Today’s court orders follow Justice Beach’s judgment, delivered on 24 May 2018, which found that Westpac on 4 dates in 2010 traded with a dominant purpose of influencing yields of traded Prime Bank Bills and where BBSW set in a way that was favourable to its rate set exposure. His Honour held that this was unconscionable conduct in contravention of s12CC of the ASIC Act.
His Honour also found in his 24 May 2018 judgment that Westpac had inadequate procedures and training and contravened its financial services licensee obligations under s912A(1)(a), (c), (ca) and (f) of the Corporations Act 2001 (Cth).
ASIC Commissioner Cathie Armour welcomed today’s decision and noted that ‘ASIC brought this litigation to hold the major banks to account for their unacceptable conduct, and to test the scope of the law in combating benchmark manipulation. ASIC actions have led to these successful court outcomes, and also contributed to new benchmark manipulation offences being enacted by Parliament, and the calculation method and administration of the BBSW being radically overhauled.’

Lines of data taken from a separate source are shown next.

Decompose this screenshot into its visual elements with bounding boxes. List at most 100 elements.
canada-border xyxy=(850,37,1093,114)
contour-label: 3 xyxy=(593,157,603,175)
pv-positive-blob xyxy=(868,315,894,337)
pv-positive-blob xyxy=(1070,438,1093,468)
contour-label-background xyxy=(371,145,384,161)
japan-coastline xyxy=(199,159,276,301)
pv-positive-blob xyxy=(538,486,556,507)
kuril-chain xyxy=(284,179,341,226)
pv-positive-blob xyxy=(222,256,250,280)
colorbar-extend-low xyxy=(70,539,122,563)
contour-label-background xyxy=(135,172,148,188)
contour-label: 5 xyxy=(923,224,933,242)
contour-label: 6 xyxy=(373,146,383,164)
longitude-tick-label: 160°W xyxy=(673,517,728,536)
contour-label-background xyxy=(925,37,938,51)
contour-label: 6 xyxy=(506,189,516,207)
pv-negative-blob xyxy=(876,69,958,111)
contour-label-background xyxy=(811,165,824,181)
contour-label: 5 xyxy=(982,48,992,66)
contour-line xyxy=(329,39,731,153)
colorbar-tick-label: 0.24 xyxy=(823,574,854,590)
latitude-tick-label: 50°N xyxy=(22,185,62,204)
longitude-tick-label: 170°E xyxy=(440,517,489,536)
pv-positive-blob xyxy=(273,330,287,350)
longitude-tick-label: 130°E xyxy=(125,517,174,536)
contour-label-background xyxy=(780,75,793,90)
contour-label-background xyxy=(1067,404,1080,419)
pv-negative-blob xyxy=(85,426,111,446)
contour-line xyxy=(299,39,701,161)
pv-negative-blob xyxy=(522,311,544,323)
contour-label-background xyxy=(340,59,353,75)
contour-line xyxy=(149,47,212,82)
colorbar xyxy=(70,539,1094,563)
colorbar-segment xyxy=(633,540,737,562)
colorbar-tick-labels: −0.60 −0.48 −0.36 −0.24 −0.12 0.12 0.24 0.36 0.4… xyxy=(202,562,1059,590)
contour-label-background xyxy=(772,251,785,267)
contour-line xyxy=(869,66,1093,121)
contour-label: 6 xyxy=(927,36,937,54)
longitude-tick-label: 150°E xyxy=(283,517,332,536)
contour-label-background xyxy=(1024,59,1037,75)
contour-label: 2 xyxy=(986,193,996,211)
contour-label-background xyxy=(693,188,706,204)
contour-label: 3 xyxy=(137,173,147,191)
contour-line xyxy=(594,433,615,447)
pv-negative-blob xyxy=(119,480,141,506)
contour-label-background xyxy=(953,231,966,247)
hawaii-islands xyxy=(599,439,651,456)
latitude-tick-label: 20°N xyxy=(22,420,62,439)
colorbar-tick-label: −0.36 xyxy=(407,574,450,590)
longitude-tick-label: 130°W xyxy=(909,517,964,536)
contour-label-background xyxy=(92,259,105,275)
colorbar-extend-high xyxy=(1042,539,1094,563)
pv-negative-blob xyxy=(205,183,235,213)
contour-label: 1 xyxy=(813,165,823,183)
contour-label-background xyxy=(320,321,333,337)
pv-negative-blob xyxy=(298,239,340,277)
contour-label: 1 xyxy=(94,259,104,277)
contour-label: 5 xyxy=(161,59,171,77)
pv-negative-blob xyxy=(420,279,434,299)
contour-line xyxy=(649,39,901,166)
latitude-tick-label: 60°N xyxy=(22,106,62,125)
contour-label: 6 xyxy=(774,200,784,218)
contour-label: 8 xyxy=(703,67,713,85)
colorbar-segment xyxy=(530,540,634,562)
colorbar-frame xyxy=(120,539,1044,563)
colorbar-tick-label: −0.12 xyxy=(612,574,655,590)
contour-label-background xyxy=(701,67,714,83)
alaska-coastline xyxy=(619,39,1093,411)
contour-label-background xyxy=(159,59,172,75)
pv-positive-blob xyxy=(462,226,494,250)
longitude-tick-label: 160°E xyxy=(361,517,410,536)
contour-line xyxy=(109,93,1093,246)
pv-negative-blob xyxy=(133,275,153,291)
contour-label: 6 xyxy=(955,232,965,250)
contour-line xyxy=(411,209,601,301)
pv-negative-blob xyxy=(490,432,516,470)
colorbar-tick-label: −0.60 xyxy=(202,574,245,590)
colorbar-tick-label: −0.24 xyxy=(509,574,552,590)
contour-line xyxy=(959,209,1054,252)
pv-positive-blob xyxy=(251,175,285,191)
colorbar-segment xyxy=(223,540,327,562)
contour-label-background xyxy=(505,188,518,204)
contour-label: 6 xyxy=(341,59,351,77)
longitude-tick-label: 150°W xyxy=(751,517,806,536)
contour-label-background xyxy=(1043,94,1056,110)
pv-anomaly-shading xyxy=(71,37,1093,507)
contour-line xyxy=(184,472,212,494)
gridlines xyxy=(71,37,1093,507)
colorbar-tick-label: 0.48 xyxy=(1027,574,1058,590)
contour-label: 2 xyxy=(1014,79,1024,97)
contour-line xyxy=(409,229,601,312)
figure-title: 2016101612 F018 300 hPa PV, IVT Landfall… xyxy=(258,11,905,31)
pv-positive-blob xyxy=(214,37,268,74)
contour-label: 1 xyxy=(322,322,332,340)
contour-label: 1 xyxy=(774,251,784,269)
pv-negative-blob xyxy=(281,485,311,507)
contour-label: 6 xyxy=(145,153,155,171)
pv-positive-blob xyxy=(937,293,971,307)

On 5 April 2016 ASIC commenced civil penalty proceedings in the Federal Court against Westpac, alleging in the period between 6 April 2010 and 6 June 2012 (inclusive) it traded in a manner that was unconscionable and created an artificial price and a false appearance with respect to the market for certain financial products that were priced or valued off BBSW.
This mirrored proceedings brought in the Federal Court against the Australia and New Zealand Banking Group (ANZ) on 4 March 2016 (refer: 16-060MR), against National Australia Bank (NAB) on 7 June 2016 (refer: 16-183MR) and Commonwealth Bank of Australia (CBA) on 30 January 2018 (refer:18-024MR).
On 10 November 2017, the Federal Court made declarations that each of ANZ and NAB had attempted to engage in unconscionable conduct in attempting to seek to change where the BBSW set on certain dates and that each bank failed to do all things necessary to ensure that they provided financial services honestly and fairly. The Federal Court imposed pecuniary penalties of $10 million on each bank.
On 20 November 2017, ASIC accepted enforceable undertakings from ANZ and NAB which provides for both banks to take certain steps and to pay $20 million to be applied to the benefit of the community, and that each will pay $20 million towards ASIC’s investigation and other costs (refer: 17-393MR).
On 21 June 2018, the Federal Court in Melbourne imposed pecuniary penalties totalling $5 million on CBA for attempting to engage in unconscionable conduct in relation to BBSW. CBA admitted to attempting to seek to change where BBSW set on five occasions in the period 31 January 2012 to 15 June 2012.
On 11 July 2018 ASIC accepted a court enforceable undertaking to address its BBSW conduct which provides for CBA will pay $15 million to be applied to the benefit of the community and $5 million towards ASIC’s investigation and legal costs (refer: 18-210MR).
In July 2015, ASIC published Report 440, which addresses the potential manipulation of financial benchmarks and related conduct issues.
The Government has recently introduced legislation to implement financial benchmark regulatory reform and ASIC has consulted on proposed financial benchmark rules.
On 21 May 2018, the new BBSW methodology commenced (refer: 18-144MR). The new BBSW methodology calculates the benchmark directly from market transactions during a longer rate-set window and involves a larger number of participants. This means that the benchmark is anchored to real transactions at traded prices.